The problem with calculating the probability like that is that students will have some notion (perhaps erroneous) of how many correct answers there might be, so although the 1/M calculation is nice (I especially like that rounding – are you a closet physicist?) students are not equally likely to guess at 0, 3, 5 or 10 correct answers. Whether this makes it less or more likely they can score by guessing depends on whether the question setter has the same bias. This is just like how students get thrown if a MC test has D as the correct answer five times in a row. Maybe some very sophisticated Bayesian / game theory approach is needed but it’s well beyond my dodgy maths… However, I digress. I think MC questions are exceptionally useful for all the reasons given and the problem is always time to create them. How much more useful would throwing money at this problem have been than re-writing the NC? What is needed is some sort of central repository that teachers can load their questions up to, and crucially an experienced teacher (or team of them) doing the QA and some intelligent categorisation. It would be handy if such a database allowed direct import into Moodle, Socrative etc. However, I suspect a national collection is not going to happen in the near future but maybe collaboration across a department, local Teaching Schools Alliance, LA HoD forum, or academy chain might be fruitful. For science teachers, there was a project at the University of York to produce a bank of MC questions to test important misconceptions in physics. These are still available http://www.york.ac.uk/education/research/cirse/older/epse/resources/ Things like the Keogh and Naylor concept cartoons are good too http://www.conceptcartoons.com/ and are also a good example of how a simple MCQ can be expanded into a productive discussion.

7. Clifford Palmer says:

Hi Kris, Great post as usual. Have you had a look at the Diagnostic Questions website. I have only just started looking at it, and it has a maths focus at the moment, but they seem to be collating the type of hinge questions you were referring to. http://www.diagnosticquestions.com/Home/About

• Kris Boulton says:

Thanks Clifford. I have see it before, yes. It’s been the logistics of implementing them effectively that have held me back up until this point… which isn’t to say that I don’t take an ongoing interest, and love the work they’re doing!
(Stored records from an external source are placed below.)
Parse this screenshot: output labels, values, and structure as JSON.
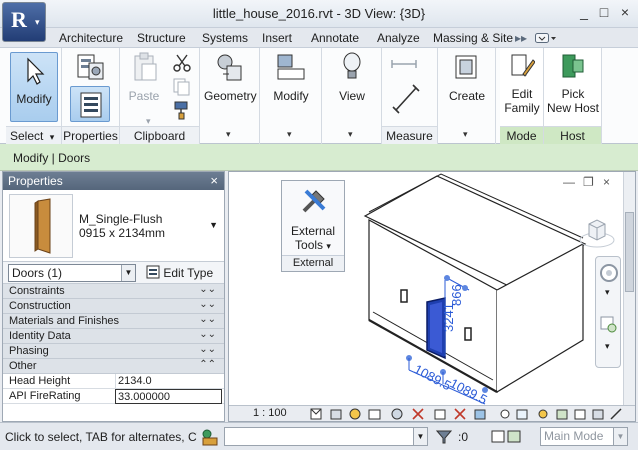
{
  "window": {
    "title": "little_house_2016.rvt - 3D View: {3D}",
    "controls": [
      "_",
      "□",
      "×"
    ]
  },
  "app_button": {
    "glyph": "R",
    "caret": "▾"
  },
  "tabs": [
    "Architecture",
    "Structure",
    "Systems",
    "Insert",
    "Annotate",
    "Analyze",
    "Massing & Site"
  ],
  "tab_overflow": "▸▸",
  "ribbon": {
    "select": {
      "button": "Modify",
      "panel": "Select",
      "dropdown": "▾"
    },
    "properties": {
      "panel": "Properties"
    },
    "clipboard": {
      "paste": "Paste",
      "panel": "Clipboard"
    },
    "geometry": {
      "button": "Geometry",
      "chev": "▾"
    },
    "modify": {
      "button": "Modify",
      "chev": "▾"
    },
    "view": {
      "button": "View",
      "chev": "▾"
    },
    "measure": {
      "panel": "Measure",
      "dropdown": "▾"
    },
    "create": {
      "button": "Create",
      "chev": "▾"
    },
    "mode": {
      "button_line1": "Edit",
      "button_line2": "Family",
      "panel": "Mode"
    },
    "host": {
      "button_line1": "Pick",
      "button_line2": "New Host",
      "panel": "Host"
    }
  },
  "context_bar": "Modify | Doors",
  "properties_palette": {
    "header": "Properties",
    "close": "×",
    "type_name": "M_Single-Flush",
    "type_size": "0915 x 2134mm",
    "type_dropdown": "▼",
    "instance_filter": "Doors (1)",
    "combo_arrow": "▼",
    "edit_type": "Edit Type",
    "groups": [
      {
        "label": "Constraints",
        "toggle": "⌄⌄"
      },
      {
        "label": "Construction",
        "toggle": "⌄⌄"
      },
      {
        "label": "Materials and Finishes",
        "toggle": "⌄⌄"
      },
      {
        "label": "Identity Data",
        "toggle": "⌄⌄"
      },
      {
        "label": "Phasing",
        "toggle": "⌄⌄"
      },
      {
        "label": "Other",
        "toggle": "⌃⌃"
      }
    ],
    "params": [
      {
        "name": "Head Height",
        "value": "2134.0"
      },
      {
        "name": "API FireRating",
        "value": "33.000000"
      }
    ]
  },
  "view": {
    "controls": [
      "—",
      "❐",
      "×"
    ],
    "external_panel": {
      "button_line1": "External",
      "button_line2": "Tools",
      "title": "External",
      "chev": "▾"
    },
    "dimensions": [
      "3241",
      "866",
      "1089.5",
      "1089.5"
    ],
    "scale": "1 : 100",
    "nav_chev": "▾"
  },
  "statusbar": {
    "hint": "Click to select, TAB for alternates, CTRL",
    "count": ":0",
    "mode": "Main Mode",
    "combo_arrow": "▼"
  }
}
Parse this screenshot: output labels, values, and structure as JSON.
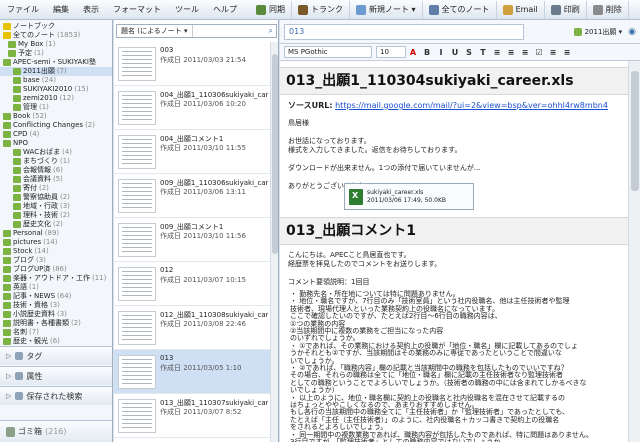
{
  "menu": [
    "ファイル",
    "編集",
    "表示",
    "フォーマット",
    "ツール",
    "ヘルプ"
  ],
  "toolbar": [
    {
      "label": "同期",
      "icon": "sync-icon",
      "color": "#5a8a3a"
    },
    {
      "label": "トランク",
      "icon": "trunk-icon",
      "color": "#7a5a2a"
    },
    {
      "label": "新規ノート ▾",
      "icon": "new-note-icon",
      "color": "#6a9ad0"
    },
    {
      "label": "全てのノート",
      "icon": "all-notes-icon",
      "color": "#5f7fa8"
    },
    {
      "label": "Email",
      "icon": "email-icon",
      "color": "#d0a040"
    },
    {
      "label": "印刷",
      "icon": "print-icon",
      "color": "#6a7b8c"
    },
    {
      "label": "削除",
      "icon": "delete-icon",
      "color": "#8a8a8a"
    }
  ],
  "tree": [
    {
      "label": "ノートブック",
      "indent": 0,
      "icon": "y",
      "count": "",
      "sel": false
    },
    {
      "label": "全てのノート",
      "indent": 0,
      "icon": "y",
      "count": "(1853)",
      "sel": false
    },
    {
      "label": "My Box",
      "indent": 1,
      "icon": "g",
      "count": "(1)",
      "sel": false
    },
    {
      "label": "予定",
      "indent": 1,
      "icon": "g",
      "count": "(1)",
      "sel": false
    },
    {
      "label": "APEC-semi・SUKIYAKI塾",
      "indent": 0,
      "icon": "g",
      "count": "",
      "sel": false
    },
    {
      "label": "2011出願",
      "indent": 2,
      "icon": "g",
      "count": "(7)",
      "sel": true
    },
    {
      "label": "base",
      "indent": 2,
      "icon": "g",
      "count": "(24)",
      "sel": false
    },
    {
      "label": "SUKIYAKI2010",
      "indent": 2,
      "icon": "g",
      "count": "(15)",
      "sel": false
    },
    {
      "label": "zemi2010",
      "indent": 2,
      "icon": "g",
      "count": "(12)",
      "sel": false
    },
    {
      "label": "管理",
      "indent": 2,
      "icon": "g",
      "count": "(1)",
      "sel": false
    },
    {
      "label": "Book",
      "indent": 0,
      "icon": "g",
      "count": "(52)",
      "sel": false
    },
    {
      "label": "Conflicting Changes",
      "indent": 0,
      "icon": "g",
      "count": "(2)",
      "sel": false
    },
    {
      "label": "CPD",
      "indent": 0,
      "icon": "g",
      "count": "(4)",
      "sel": false
    },
    {
      "label": "NPO",
      "indent": 0,
      "icon": "g",
      "count": "",
      "sel": false
    },
    {
      "label": "WACおばま",
      "indent": 2,
      "icon": "g",
      "count": "(4)",
      "sel": false
    },
    {
      "label": "まちづくり",
      "indent": 2,
      "icon": "g",
      "count": "(1)",
      "sel": false
    },
    {
      "label": "会報情報",
      "indent": 2,
      "icon": "g",
      "count": "(6)",
      "sel": false
    },
    {
      "label": "会議資料",
      "indent": 2,
      "icon": "g",
      "count": "(5)",
      "sel": false
    },
    {
      "label": "寄付",
      "indent": 2,
      "icon": "g",
      "count": "(2)",
      "sel": false
    },
    {
      "label": "警察協助員",
      "indent": 2,
      "icon": "g",
      "count": "(2)",
      "sel": false
    },
    {
      "label": "地域・行政",
      "indent": 2,
      "icon": "g",
      "count": "(3)",
      "sel": false
    },
    {
      "label": "理科・技術",
      "indent": 2,
      "icon": "g",
      "count": "(2)",
      "sel": false
    },
    {
      "label": "歴史文化",
      "indent": 2,
      "icon": "g",
      "count": "(2)",
      "sel": false
    },
    {
      "label": "Personal",
      "indent": 0,
      "icon": "g",
      "count": "(89)",
      "sel": false
    },
    {
      "label": "pictures",
      "indent": 0,
      "icon": "g",
      "count": "(14)",
      "sel": false
    },
    {
      "label": "Stock",
      "indent": 0,
      "icon": "g",
      "count": "(14)",
      "sel": false
    },
    {
      "label": "ブログ",
      "indent": 0,
      "icon": "g",
      "count": "(3)",
      "sel": false
    },
    {
      "label": "ブログUP済",
      "indent": 0,
      "icon": "g",
      "count": "(86)",
      "sel": false
    },
    {
      "label": "楽器・アウトドア・工作",
      "indent": 0,
      "icon": "g",
      "count": "(11)",
      "sel": false
    },
    {
      "label": "英語",
      "indent": 0,
      "icon": "g",
      "count": "(1)",
      "sel": false
    },
    {
      "label": "記事・NEWS",
      "indent": 0,
      "icon": "g",
      "count": "(64)",
      "sel": false
    },
    {
      "label": "技術・資格",
      "indent": 0,
      "icon": "g",
      "count": "(3)",
      "sel": false
    },
    {
      "label": "小説歴史資料",
      "indent": 0,
      "icon": "g",
      "count": "(3)",
      "sel": false
    },
    {
      "label": "説明書・各種書類",
      "indent": 0,
      "icon": "g",
      "count": "(2)",
      "sel": false
    },
    {
      "label": "名刺",
      "indent": 0,
      "icon": "g",
      "count": "(7)",
      "sel": false
    },
    {
      "label": "歴史・観光",
      "indent": 0,
      "icon": "g",
      "count": "(6)",
      "sel": false
    }
  ],
  "sections": [
    {
      "label": "タグ",
      "icon": "tag-icon"
    },
    {
      "label": "属性",
      "icon": "attribute-icon"
    },
    {
      "label": "保存された検索",
      "icon": "saved-search-icon"
    }
  ],
  "trash": {
    "label": "ゴミ箱",
    "count": "(216)"
  },
  "sort_label": "題名 (によるノート ▾",
  "notes": [
    {
      "title": "003",
      "date": "作成日 2011/03/03 21:54",
      "sel": false
    },
    {
      "title": "004_出願1_110306sukiyaki_career...",
      "date": "作成日 2011/03/06 10:20",
      "sel": false
    },
    {
      "title": "004_出願コメント1",
      "date": "作成日 2011/03/10 11:55",
      "sel": false
    },
    {
      "title": "009_出願1_110306sukiyaki_career(...",
      "date": "作成日 2011/03/06 13:11",
      "sel": false
    },
    {
      "title": "009_出願コメント1",
      "date": "作成日 2011/03/10 11:56",
      "sel": false
    },
    {
      "title": "012",
      "date": "作成日 2011/03/07 10:15",
      "sel": false
    },
    {
      "title": "012_出願1_110308sukiyaki_career...",
      "date": "作成日 2011/03/08 22:46",
      "sel": false
    },
    {
      "title": "013",
      "date": "作成日 2011/03/05 1:10",
      "sel": true
    },
    {
      "title": "013_出願1_110307sukiyaki_career...",
      "date": "作成日 2011/03/07 8:52",
      "sel": false
    }
  ],
  "editor": {
    "note_title": "013",
    "notebook": "2011出願 ▾",
    "font": "MS PGothic",
    "size": "10",
    "format_buttons": [
      "A",
      "B",
      "I",
      "U",
      "S",
      "T",
      "≡",
      "≡",
      "≡",
      "☑",
      "≡",
      "≡"
    ],
    "h1a": "013_出願1_110304sukiyaki_career.xls",
    "source_label": "ソースURL:",
    "source_url": "https://mail.google.com/mail/?ui=2&view=bsp&ver=ohhl4rw8mbn4",
    "lines1": [
      "鳥居様",
      "",
      "お世話になっております。",
      "様式を入力してきました。返信をお待ちしております。",
      "",
      "ダウンロードが出来ません。1つの添付で届いていませんが...",
      "",
      "ありがとうございました。"
    ],
    "attach_name": "sukiyaki_career.xls",
    "attach_info": "2011/03/06 17:49, 50.0KB",
    "h1b": "013_出願コメント1",
    "lines2": [
      "こんにちは。APECこと鳥居直也です。",
      "経歴票を拝見したのでコメントをお送りします。",
      "",
      "コメント要領説明：1回目"
    ],
    "bullets": [
      "・ 勤務先名・所在地については特に問題ありません。",
      "・ 地位・職名ですが、7行目のみ「技術室員」という社内役職名、他は主任技術者や監理",
      "  技術者、現場代理人といった業務契約上の役職名になっています。",
      "  ここで確認したいのですが、たとえば2行目〜6行目の職務内容は、",
      "    ①つの業務の内容",
      "    ②当該期間中に複数の業務をご担当になった内容",
      "  のいずれでしょうか。",
      "・ ①であれば、その業務における契約上の役職が「地位・職名」欄に記載してあるのでしょ",
      "  うかそれとも②ですが、当該期間はその業務のみに専従であったということで間違いな",
      "  いでしょうか。",
      "・ ②であれば、「職務内容」欄の記載と当該期間中の職務を包括したものでいいですね？",
      "  その場合、それらの職務は全てに「地位・職名」欄に記載の主任技術者なり監理技術者",
      "  としての職務ということでよろしいでしょうか。（技術者の職務の中には含まれてしかるべきな",
      "  いでしょうか）",
      "・ 以上のように、地位・職名欄に契約上の役職名と社内役職名を混在させて記載するの",
      "  はちょっとややこしくなるので、あまりおすすめしません。",
      "  もし各行の当該期間中の職務全てに「主任技術者」か「監理技術者」であったとしても、",
      "  たとえば「主任（主任技術者）」のように、社内役職名＋カッコ書きで契約上の役職名",
      "  をされるとよろしいでしょう。",
      "・ 同一期間中の複数業務であれば、職務内容が包括したものであれば、特に問題はありません。",
      "  3行目ですが、「監理技術者」としての職務内容ではないでしょうか。"
    ]
  }
}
8. A great post, Kris. The focus here is on how MC questions can improve learning, but I think there’s an understated benefit to our teaching too. The reason good questions take so long to write is that they force us to properly think about what misconceptions typical students hold.

I would love lesson plan pro-formas to do away with a ‘learning objective’ box at the top and replace it with:
* this is the (single) multiple-choice question I want my students to answer at the end of this lesson
* these are the wrong answers that students with an incomplete understanding might choose
* crucially: this is what I’m going to do in my teaching to tackle those misconceptions.

We started using multiple-choice questions in my maths department a couple of years ago, when we developed our mobile assessment platform called Imvoto. At first it ONLY supported MC questions… this highlighted Kris’s con number 1: it took us 3-4 hours to write good questions for a 50 minute lesson.

Even though in Imvoto we’ve introduced alternative forms of question that are less time consuming to write, MC questions are still the bedrock of my current planning and teaching. I typically have sequences of 5-10 questions of which the first couple are MC. If pupils get those wrong, it’s quick sign to them and me that we have work to do to close the gaps in their understanding.